Stoker interviews Constable Chumley at The Lying Tart, where the local brew goes straight to his head and incites him to entertain the night’s customers by reciting rather lurid nursery rhymes. “Yer flothering bandy fair made a clogger that brawsty night,” the constable recalls.

The next night, Stoker disappears. Forever. It is discovered that the itinerant spider girl, Lizzie Snivel, fell madly in love with Scurveyshire’s exotic visitor: and also that he took advantage of her infatuation to purchase from her a rare Tasmanian blow-dried spider at a shamefully low price. Miss Lizzie, the only witness, insists that Mr. Stoker, hunting for traces of Black Rodney, ventured dangerously close to the wading pool in the vicar’s back yard. “I fear he was dragged under by them tentacles!” she cries. “Oh, I should have stopped him!”

Still trying to plan his wedding to Lady Margo Cargo, Lord Jeremy Coldsore finds it hard to do his duty as Scurveyshire’s justice of the peace. “I don’t have time to investigate the disappearance of a Pidgin-speaking Irishman!” he cries. So there is no investigation, and the wading pool has claimed another victim.

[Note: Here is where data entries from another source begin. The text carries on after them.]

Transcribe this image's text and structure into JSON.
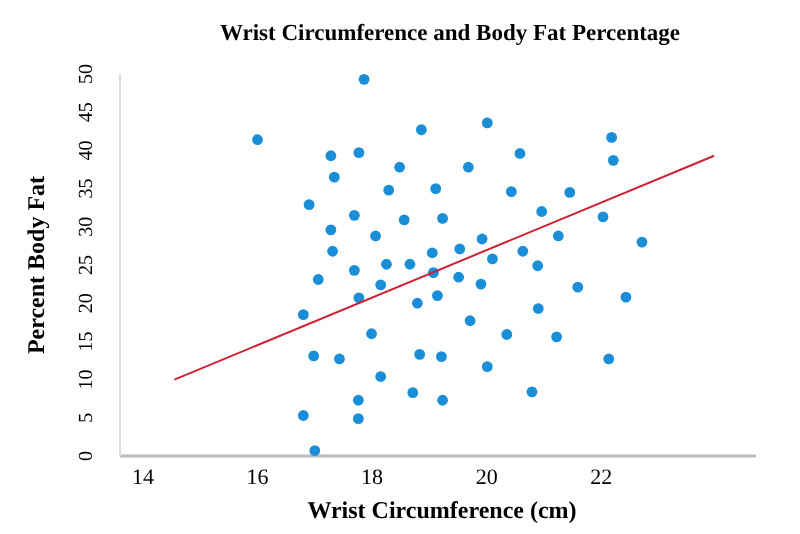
{
  "chart_data": {
    "type": "scatter",
    "title": "Wrist Circumference and Body Fat Percentage",
    "xlabel": "Wrist Circumference (cm)",
    "ylabel": "Percent Body Fat",
    "xlim": [
      13.6,
      24.7
    ],
    "xticks": [
      14,
      16,
      18,
      20,
      22
    ],
    "ylim": [
      0,
      50
    ],
    "yticks": [
      0,
      5,
      10,
      15,
      20,
      25,
      30,
      35,
      40,
      45,
      50
    ],
    "grid": false,
    "marker": "circle",
    "series": [
      {
        "color": "#1a8fd8",
        "x": [
          16.0,
          16.9,
          17.06,
          16.8,
          16.98,
          16.8,
          17.0,
          17.86,
          18.86,
          20.01,
          17.28,
          17.77,
          17.34,
          18.48,
          18.29,
          19.11,
          19.68,
          20.58,
          20.43,
          17.69,
          18.56,
          19.23,
          17.28,
          18.06,
          17.31,
          17.69,
          18.25,
          18.66,
          19.05,
          19.53,
          19.92,
          19.07,
          19.51,
          20.1,
          20.63,
          20.89,
          20.96,
          21.25,
          18.15,
          17.77,
          18.79,
          19.14,
          19.9,
          17.99,
          19.71,
          20.9,
          20.35,
          21.22,
          17.43,
          18.83,
          19.21,
          20.01,
          18.15,
          17.76,
          18.71,
          19.23,
          20.79,
          17.76,
          22.18,
          22.21,
          21.45,
          22.03,
          22.71,
          21.59,
          22.43,
          22.13
        ],
        "values": [
          41.4,
          32.9,
          23.1,
          18.5,
          13.1,
          5.3,
          0.7,
          49.3,
          42.7,
          43.6,
          39.3,
          39.7,
          36.5,
          37.8,
          34.8,
          35.0,
          37.8,
          39.6,
          34.6,
          31.5,
          30.9,
          31.1,
          29.6,
          28.8,
          26.8,
          24.3,
          25.1,
          25.1,
          26.6,
          27.1,
          28.4,
          24.0,
          23.4,
          25.8,
          26.8,
          24.9,
          32.0,
          28.8,
          22.4,
          20.7,
          20.0,
          21.0,
          22.5,
          16.0,
          17.7,
          19.3,
          15.9,
          15.6,
          12.7,
          13.3,
          13.0,
          11.7,
          10.4,
          7.3,
          8.3,
          7.3,
          8.4,
          4.9,
          41.7,
          38.7,
          34.5,
          31.3,
          28.0,
          22.1,
          20.8,
          12.7
        ]
      },
      {
        "type": "line",
        "color": "#cc2233",
        "marker": "none",
        "x": [
          14.55,
          23.97
        ],
        "values": [
          10.0,
          39.3
        ]
      }
    ]
  }
}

We are promised that in Chapter CCXXXI, Lord Jeremy will acquire a new cravat especially for the wedding.

About leeduigon

I have lived in Metuchen, NJ, all my life. I have been married to my wife Patricia since 1977. I am a former newspaper editor and reporter. I was also the owner-operator of my own small business for several years. I wrote various novels and short stories published during 1980s and 1990s. I am a long-time student of judo and Japanese swordsmanship (kenjutsu). I also play chess, basketball, and military and sports simulations. View all posts by leeduigon

3 responses to “Bram Stoker Visits Scurveyshire (‘Oy, Rodney’)

  • Phoebe

    Let’s see … if Stoker disappeared under the vicar’s wading pool in 1850, and “Dracula” (sorry, I don’t know how to do italics in WordPress) was published in 1897, then there must be a large industrial complex somewhere under the wading pool, complete with publishing and distribution facilities and … perhaps … run by moles? and a subterranean octopus or two, to account for the tentacles? (I think my mind has gone under the wading pool by this time.)

    Liked by 1 person

  • Joshua M. Swanson

    Once Black Rodney and Dracula team up, Lord Jeremy and his friends won’t stand a chance! Not mentioning all the moles… and kraken!